Photo of the Week
FROM THE SCHS LIBRARY ARCHIVES
“How shall we know it is us without our past?”
– John Steinbeck
BLIZZARD OF 1888, SUFFOLK TAVERN, PATCHOGUE
by Wendy Polhemus-Annibell, Head Librarian
Blizzard of 1888, Suffolk Tavern, Patchogue. (From the Vagts Pictorial Collection of the Suffolk County Historical Society Library Archives. Image © copyright Suffolk County Historical Society. All rights reserved.)
The Blizzard of 1888 was a powerful storm that raged for 72 hours in March of that year.
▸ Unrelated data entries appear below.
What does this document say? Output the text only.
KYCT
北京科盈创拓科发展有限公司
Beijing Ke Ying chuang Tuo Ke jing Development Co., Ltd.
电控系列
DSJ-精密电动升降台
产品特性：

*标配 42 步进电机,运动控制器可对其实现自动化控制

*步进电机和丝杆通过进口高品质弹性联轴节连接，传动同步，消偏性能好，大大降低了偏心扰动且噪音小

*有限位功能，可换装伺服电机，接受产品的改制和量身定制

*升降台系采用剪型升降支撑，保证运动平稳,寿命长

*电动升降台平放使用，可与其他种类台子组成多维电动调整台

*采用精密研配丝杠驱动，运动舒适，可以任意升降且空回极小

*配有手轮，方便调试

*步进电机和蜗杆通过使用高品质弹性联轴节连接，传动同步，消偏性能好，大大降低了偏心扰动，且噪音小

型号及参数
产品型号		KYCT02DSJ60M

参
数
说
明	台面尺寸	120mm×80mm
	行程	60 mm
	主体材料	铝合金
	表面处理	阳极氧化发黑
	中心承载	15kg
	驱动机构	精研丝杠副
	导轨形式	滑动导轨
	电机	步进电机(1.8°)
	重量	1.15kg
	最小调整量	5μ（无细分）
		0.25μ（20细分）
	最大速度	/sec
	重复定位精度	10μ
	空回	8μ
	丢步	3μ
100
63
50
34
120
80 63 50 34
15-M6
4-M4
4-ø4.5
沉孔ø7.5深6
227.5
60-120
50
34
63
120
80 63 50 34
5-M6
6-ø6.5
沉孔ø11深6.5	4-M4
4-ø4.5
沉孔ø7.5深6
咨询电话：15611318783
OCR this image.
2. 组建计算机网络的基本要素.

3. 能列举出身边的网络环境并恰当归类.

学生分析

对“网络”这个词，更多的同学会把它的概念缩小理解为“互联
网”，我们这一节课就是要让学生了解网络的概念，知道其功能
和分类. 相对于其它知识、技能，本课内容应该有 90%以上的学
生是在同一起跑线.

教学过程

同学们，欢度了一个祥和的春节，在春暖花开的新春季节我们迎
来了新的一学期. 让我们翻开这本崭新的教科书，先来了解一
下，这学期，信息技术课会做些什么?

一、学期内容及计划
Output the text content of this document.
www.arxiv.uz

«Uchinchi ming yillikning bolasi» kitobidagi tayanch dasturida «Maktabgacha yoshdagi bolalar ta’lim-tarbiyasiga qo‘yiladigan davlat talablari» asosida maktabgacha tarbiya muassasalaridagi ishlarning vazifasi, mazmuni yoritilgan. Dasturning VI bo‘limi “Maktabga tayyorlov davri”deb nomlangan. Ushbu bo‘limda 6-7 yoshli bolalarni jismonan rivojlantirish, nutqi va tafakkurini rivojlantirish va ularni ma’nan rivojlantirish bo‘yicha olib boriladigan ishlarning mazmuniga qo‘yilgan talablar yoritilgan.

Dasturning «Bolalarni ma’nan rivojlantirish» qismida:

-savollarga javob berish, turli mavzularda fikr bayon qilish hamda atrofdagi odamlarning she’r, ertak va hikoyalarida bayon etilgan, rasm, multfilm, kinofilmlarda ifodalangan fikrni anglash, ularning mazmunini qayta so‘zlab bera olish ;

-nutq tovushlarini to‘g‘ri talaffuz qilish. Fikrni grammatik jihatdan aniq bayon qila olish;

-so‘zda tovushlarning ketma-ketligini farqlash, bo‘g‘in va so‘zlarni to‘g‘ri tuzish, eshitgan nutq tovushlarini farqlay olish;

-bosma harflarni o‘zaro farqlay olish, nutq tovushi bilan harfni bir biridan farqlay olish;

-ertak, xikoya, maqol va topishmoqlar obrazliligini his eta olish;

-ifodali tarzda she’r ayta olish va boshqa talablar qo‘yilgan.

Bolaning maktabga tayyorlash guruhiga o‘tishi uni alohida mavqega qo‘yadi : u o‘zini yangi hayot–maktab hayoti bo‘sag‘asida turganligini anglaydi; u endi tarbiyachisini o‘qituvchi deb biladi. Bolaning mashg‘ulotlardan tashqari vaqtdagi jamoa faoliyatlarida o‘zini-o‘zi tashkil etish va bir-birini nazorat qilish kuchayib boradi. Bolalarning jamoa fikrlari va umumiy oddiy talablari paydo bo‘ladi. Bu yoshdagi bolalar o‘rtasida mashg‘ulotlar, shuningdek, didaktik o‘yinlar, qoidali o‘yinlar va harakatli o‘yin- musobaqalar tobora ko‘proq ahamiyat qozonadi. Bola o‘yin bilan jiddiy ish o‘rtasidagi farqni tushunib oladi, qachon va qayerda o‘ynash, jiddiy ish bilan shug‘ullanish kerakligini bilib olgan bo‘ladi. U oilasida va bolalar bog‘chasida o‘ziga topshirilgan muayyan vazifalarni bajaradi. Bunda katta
Sometimes called the “Great White Hurricane,” the deadly blizzard overwhelmed the Northeast with single-digit temperatures, up to 90 mph winds, and 4-5 feet of snow, ultimately taking the lives of over 400 people.
Long Island was hit hard, with many areas recording nearly 40 inches of snow and two-story-high drifts. The blizzard knocked out telephone and telegraph lines, paralyzed the LIRR, and left people stranded in their homes without access to food. Residents on the eastern end of Long Island were isolated from the outside world, where the snow reportedly extended to the second floor of the Sag Harbor Express building. On Huntington’s Main Street the drifts were 10-15 feet high. A local police order required saloons, such as the Suffolk Tavern in Patchogue pictured here, to stay open all night to shelter stranded men, women, and children who had been caught off-guard by the storm and were unable to reach their homes safely.